Direct and indirect effects of toxins on competition dynamics of species in an aquatic environment

  • Chunhua Shan
  • Qihua HuangEmail author
Article
  • 189 Downloads

Abstract

When two competing species are simultaneously exposed in a polluted environment, one species may be more vulnerable to toxins than the other. To study the impact of environmental toxins on competition dynamics of two species, we develop a toxin-dependent competition model that incorporates both direct and indirect toxic effects on the species. The direct effects of toxins typically reduce population abundance by increasing mortality and reducing reproduction. However, the indirect effects, which are mediated through competitive interactions, may lead to counterintuitive effects. We investigate the toxin-dependent competition model and explore the impact of the interplay between environmental toxins and distinct toxic tolerance of two species on the competition outcomes. The results of theoretical analysis and numerical studies reveal that while high level of toxins is harmful to both species, possibly leading to extirpation of both species, intermediate level of toxins, plus different vulnerabilities of two species to toxins, affect competition outcomes in many counterintuitive ways.

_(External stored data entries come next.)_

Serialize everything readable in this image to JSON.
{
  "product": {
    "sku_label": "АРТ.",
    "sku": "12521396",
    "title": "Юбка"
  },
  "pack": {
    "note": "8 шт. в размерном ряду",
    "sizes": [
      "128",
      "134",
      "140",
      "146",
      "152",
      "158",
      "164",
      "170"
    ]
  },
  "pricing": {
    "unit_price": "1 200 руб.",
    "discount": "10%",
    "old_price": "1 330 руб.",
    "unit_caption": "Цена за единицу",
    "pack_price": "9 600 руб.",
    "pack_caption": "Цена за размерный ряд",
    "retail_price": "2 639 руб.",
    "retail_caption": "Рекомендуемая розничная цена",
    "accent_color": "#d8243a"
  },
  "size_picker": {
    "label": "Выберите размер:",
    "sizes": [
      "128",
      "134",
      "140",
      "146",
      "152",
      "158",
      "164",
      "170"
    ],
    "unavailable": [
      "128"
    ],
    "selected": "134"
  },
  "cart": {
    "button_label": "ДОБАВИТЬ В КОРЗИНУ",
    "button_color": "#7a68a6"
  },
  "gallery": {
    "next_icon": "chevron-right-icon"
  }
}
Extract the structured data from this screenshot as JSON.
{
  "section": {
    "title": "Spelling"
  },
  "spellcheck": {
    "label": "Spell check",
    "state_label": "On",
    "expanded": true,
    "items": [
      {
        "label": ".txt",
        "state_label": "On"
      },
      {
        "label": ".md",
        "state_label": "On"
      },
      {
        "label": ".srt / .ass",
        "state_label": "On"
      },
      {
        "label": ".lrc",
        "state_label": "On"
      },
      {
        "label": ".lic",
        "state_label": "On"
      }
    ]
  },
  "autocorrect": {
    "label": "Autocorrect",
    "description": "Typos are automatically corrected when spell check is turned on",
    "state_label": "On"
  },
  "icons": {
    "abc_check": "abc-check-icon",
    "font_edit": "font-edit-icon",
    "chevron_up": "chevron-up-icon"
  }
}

It turns out that sublethal toxins may boost coexistence of two species (hence keep species diversity in ecosystems) by reducing the abundance of the predominant species; sublethal toxins may overturn and exchange roles of winner and loser in competition; sublethal toxins may also induce different types of bistability of the competition dynamics, where the competition outcome is doomed to exclusion or coexistence, depending on initial population densities. The theory developed here provides a sound foundation for understanding competitive interactions between two species in a polluted aquatic environment.

Keywords

Toxin Competition Fast-slow dynamics Coexistence Exclusion Bistability 

Mathematics Subject Classification

92Bxx 37N25 34C23 

Notes

Acknowledgements

The authors thank Gunog Seo (Colgate University) for fruitful discussions. The authors gratefully acknowledge two anonymous referees for careful reading and insightful comments which greatly improve the manuscript.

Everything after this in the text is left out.